Why does my logistic regression model summary give a mean for each observation?

I’ve built a logistic regression model on discrete data (2 binary predictors, 2 ordinal predictors) and expected that my model summary would only output a single row for the predicted variable, instead it outputs a row for each observation in my dataset.

Is there an error in my code? Or is it what the model predicts given each observation?

with pm.Model() as model:
    # priors on parameters
    beta_0 = pm.Normal("beta_0", mu=0, sigma=1)
    
    a = pm.Normal("A", mu=0, sigma=1)
    b = pm.Normal("B", mu=0, sigma=1)
    c = pm.Normal("C", mu=0, sigma=1)
    d = pm.Normal("D", mu=0, sigma=1)

    # probability of belonging to class 1
    p = pm.Deterministic("p(Class=1)", pm.math.sigmoid(beta_0+
                                                     a*cleaned["A"]+
                                                     b*cleaned["B"]+
                                                     c*cleaned["C"]+
                                                     d*cleaned["D"])
                        )
with model:
    #fit the data 
    observed = pm.Bernoulli("Class=1", p, observed=cleaned["Predict"])
    start = pm.find_MAP()
    step = pm.Metropolis()
    
    #samples from posterior distribution 
    trace = pm.sample(25000, step=step, initvals=start)

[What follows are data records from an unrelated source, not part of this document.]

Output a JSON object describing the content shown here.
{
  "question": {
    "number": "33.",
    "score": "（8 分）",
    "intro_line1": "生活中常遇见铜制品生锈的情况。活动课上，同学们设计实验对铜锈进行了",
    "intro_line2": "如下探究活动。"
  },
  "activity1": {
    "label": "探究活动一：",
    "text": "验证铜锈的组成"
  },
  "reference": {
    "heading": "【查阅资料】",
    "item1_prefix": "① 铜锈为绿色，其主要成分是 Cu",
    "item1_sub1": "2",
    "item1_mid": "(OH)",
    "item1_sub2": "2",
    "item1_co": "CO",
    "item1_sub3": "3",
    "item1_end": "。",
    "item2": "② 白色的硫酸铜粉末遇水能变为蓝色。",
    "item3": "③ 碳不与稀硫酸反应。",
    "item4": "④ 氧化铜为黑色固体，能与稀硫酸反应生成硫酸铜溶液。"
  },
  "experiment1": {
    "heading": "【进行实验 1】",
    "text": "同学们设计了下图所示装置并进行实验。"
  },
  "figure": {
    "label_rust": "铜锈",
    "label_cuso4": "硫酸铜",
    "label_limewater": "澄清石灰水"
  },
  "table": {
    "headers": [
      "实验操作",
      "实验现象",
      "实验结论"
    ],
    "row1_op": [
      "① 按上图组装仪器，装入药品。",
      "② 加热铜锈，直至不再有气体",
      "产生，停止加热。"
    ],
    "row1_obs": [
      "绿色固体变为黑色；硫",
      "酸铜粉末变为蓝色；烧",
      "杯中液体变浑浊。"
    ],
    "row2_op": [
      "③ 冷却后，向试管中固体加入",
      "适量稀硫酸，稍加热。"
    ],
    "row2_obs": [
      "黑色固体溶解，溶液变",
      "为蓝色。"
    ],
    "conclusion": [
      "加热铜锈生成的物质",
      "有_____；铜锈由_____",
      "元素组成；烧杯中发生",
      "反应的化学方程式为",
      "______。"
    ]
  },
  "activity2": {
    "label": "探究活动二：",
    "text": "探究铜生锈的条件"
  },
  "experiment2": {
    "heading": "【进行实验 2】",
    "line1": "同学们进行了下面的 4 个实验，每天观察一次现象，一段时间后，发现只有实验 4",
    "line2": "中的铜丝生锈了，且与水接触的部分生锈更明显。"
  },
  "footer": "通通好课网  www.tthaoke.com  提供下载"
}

Also, the model trace shows alot of variability in the predicted variable distribution. Does this indicate that my model is a poor fit, or rather that there’s alot of uncertainty in the predictions?

Any feedback is greatly appreciated :smiling_face:

You are recording p which is going to have the same shape as your cleaned data.

The uncertainty doesn’t look unreasonable given the spread of the parameters A-D.

1 Like